You know how to ball, I know Aristotle
— Taylor Swift, “So High School”
Watching basketball with men is not dissimilar from watching reality television with women. If you enter one of these spaces as a casual viewer you will realize that, although ostensibly everyone has gathered to watch something, the real joy is in talking over it. Men will occasionally punctuate their game-long conversations about trades or off-court drama with involuntary vocalizations in response to the actual gameplay. Women, considerately, will often pause the show at a crucial moment to explain to me what happened in season 2 that made this particular insult all the more biting. Both experiences are enhanced by context; the real fans are engaging with the meta-story that lays over any given game or episode.
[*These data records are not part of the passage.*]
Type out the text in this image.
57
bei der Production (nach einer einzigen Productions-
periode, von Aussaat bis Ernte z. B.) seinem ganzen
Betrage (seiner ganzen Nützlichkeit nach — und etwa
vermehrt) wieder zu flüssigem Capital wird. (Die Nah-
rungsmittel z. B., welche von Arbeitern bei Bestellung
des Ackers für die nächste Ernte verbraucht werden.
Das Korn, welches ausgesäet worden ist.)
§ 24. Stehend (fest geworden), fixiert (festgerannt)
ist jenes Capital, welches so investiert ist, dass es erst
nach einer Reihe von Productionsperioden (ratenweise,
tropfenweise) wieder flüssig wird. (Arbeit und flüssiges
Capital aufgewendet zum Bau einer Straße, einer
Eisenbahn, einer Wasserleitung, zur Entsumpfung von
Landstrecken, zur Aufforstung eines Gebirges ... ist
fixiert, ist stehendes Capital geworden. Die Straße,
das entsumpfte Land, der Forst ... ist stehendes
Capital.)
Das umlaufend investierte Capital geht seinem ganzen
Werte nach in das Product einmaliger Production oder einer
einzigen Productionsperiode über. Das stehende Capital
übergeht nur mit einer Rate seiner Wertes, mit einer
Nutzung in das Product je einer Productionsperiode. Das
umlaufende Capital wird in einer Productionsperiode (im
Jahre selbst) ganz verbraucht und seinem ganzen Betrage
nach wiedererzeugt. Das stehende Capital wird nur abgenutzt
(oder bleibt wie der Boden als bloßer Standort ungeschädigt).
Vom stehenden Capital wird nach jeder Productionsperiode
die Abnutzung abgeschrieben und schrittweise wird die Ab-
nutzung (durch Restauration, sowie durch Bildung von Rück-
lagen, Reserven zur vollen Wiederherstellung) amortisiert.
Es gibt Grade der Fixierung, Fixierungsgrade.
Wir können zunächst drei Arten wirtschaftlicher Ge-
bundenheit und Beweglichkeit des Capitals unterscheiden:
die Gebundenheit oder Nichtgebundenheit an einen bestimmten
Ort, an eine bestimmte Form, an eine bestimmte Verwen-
I was never terribly interested in the meta-story around sports until college. In my sophomore year, I took a Sociology class taught by an elderly lesbian couple, which has so far been one of the most premier experiences of my entire life. We got to talking about labor and ownership and capital, and my eighteen-year-old brain was beginning to fire past the introductory thoughts of “rich people bad,” into some more coherent political ideas. I began to think of the professional athlete’s relationship to his own labor — specifically, about the process by which teams will buy, sell, and trade players. I began to think, not just about who had the most money in the world, but how that money was made, and who was in charge of the labor which created value.
Basically, sports helped me understand Baby’s First Marxism. And thinking of sports through a lens of labor helped me become more invested in conversations around them. I now knew that a “trade” happened without the knowledge or consent of a player — that when a player was “bought,” it was the owners of the teams who were exchanging money. It gets dark when you think about the racial disparities, specifically when it comes to football. I now know that when a player gets traded or bought by a new team, they have to move themselves and their families. Despite the multi-million dollar contracts, ultimately there is an owner and there is a player.
This kind of archaic setup carries with it the old-world drama of monarchy. These players become pieces on the chessboard of team owners, who can swap them around for better players, better press, or no reason at all. The fans feel attached to certain players or the makeups of certain teams — there are fantasy leagues dedicated to being your own kind of kingly team-owner, perhaps to dissipate some of the natural anxiety that comes with stanning in such a chaotic, uncertain environment. The logical conclusion of such an arrangement is that, eventually, a trade will be made that seems so shocking, so unjust, that it turns the whole community on its head.